La prise de Medjana
Le 8 avril, à deux heures du matin, le réveil a lieu dans chaque corps sans sonnerie ni bruit, au moyen d’hommes allant de tente en tente : l’ambulance, les bagages, rentrent dans le bordj, et, à quatre heures et demie, on est en marche vers le lieu de rassemblement reconnu la veille dans la direction de la Medjana ; mais un brouillard intense ne permet pas de s’orienter convenablement, on perd près d’une heure à s’organiser, et la marche en avant ne commence que vers les six heures.
La ligne de tirailleurs qui forme l’avant-garde, cachée par le brouillard, marche longtemps sans être inquiétée, et ce n’est qu’à dix heures du matin qu’elle ouvre le feu sur les contingents rebelles embusqués derrière les premières ondulations de la plaine : l’artillerie aussitôt balaye le terrain de ses obus, et la cavalerie, par une charge vigoureuse, déloge les rebelles de la crête dite Sera-el-Mrabaâ et poursuit les fuyards dans la plaine.
A deux heures, sans avoir cessé de combattre et de marcher, on arrive au village dans lequel le Goum du bachagha ont leurs habitations autour du bordj de la Medjana.
Ce bordj était alors un beau corps de bâtiment, avec cour et jardin entourés d’une solide muraille, ayant bastions et créneaux ; le tout construit en bonne et belle maçonnerie. Une source limpide et bien aménagée coulait au milieu des cinquante maisons du village et arrosait un autre jardin planté d’arbres de France.
Ce bordj aurait pu tenir longtemps, même contre les obus de nos petits canons de montagne ; mais le bachagha n’avait pas voulu se faire bloquer dans son château, et tout avait été évacué. La résistance ne fut pas ce que l’on craignait : les quelques défenseurs restés dans les maisons en sortirent dès qu’ils se virent menacés d’avoir la retraite coupée ; le combat rie dura guère qu’une heure et demie, et nous n’eûmes que quatre blessés, dont un spahi mortellement frappé.

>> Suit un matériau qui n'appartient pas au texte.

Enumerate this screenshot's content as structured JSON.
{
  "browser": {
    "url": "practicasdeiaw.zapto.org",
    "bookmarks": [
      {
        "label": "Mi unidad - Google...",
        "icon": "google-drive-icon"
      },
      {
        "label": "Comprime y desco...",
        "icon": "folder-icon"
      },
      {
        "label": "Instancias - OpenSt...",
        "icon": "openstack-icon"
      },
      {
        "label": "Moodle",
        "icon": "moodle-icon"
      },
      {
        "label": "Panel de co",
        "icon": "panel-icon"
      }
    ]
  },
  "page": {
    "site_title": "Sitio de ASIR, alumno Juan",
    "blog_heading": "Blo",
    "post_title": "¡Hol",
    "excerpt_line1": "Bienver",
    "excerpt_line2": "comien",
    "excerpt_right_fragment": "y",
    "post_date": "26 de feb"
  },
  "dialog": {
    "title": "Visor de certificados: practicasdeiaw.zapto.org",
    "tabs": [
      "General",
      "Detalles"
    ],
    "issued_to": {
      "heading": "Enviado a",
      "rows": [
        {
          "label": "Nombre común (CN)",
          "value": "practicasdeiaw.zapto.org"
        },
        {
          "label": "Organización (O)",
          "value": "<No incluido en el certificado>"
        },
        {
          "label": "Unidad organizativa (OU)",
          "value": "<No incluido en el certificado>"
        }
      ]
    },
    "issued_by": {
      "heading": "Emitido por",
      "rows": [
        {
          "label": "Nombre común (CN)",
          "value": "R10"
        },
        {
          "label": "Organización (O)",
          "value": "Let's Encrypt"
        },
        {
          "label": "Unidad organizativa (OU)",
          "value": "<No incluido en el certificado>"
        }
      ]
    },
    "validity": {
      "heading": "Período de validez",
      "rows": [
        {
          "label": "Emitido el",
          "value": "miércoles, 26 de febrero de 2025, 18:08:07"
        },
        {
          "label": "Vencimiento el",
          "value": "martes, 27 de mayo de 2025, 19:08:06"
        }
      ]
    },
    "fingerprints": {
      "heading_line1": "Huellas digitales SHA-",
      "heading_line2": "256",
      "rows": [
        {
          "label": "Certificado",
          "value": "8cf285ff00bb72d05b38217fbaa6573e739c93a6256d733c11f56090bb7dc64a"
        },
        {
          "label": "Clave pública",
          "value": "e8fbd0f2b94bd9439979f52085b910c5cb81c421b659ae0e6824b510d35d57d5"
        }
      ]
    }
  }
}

Les premiers arrivés avaient mis le feu au village et allaient incendier le bordj, quand le général empêcha cette destruction inutile.
Le camp fut établi dans l’intérieur et autour du village; il formait un carré ayant le bordj à un de ses angles. Le général Saussier et son état-major occupèrent ce bordj, et l’ambulance fut installée dans deux grandes et belles maisons appartenant à l’intendant du bachagha. Immédiatement, on creusa un fossé autour du camp et on éleva des petits retranchements en pierres sèches, derrière lesquels les hommes couchèrent tout habillés.
Le 9, dimanche de Pâques, on s’occupa de fortifier le camp, qui ne fut pas attaqué.
Le 10, les rebelles se montrant en plus grand nombre sur les crêtes voisines, le général, avec une colonne légère, fait, vers le nord, une vigoureuse sortie à la suite de laquelle il enlève de vive force et incendie le village de Sounaf.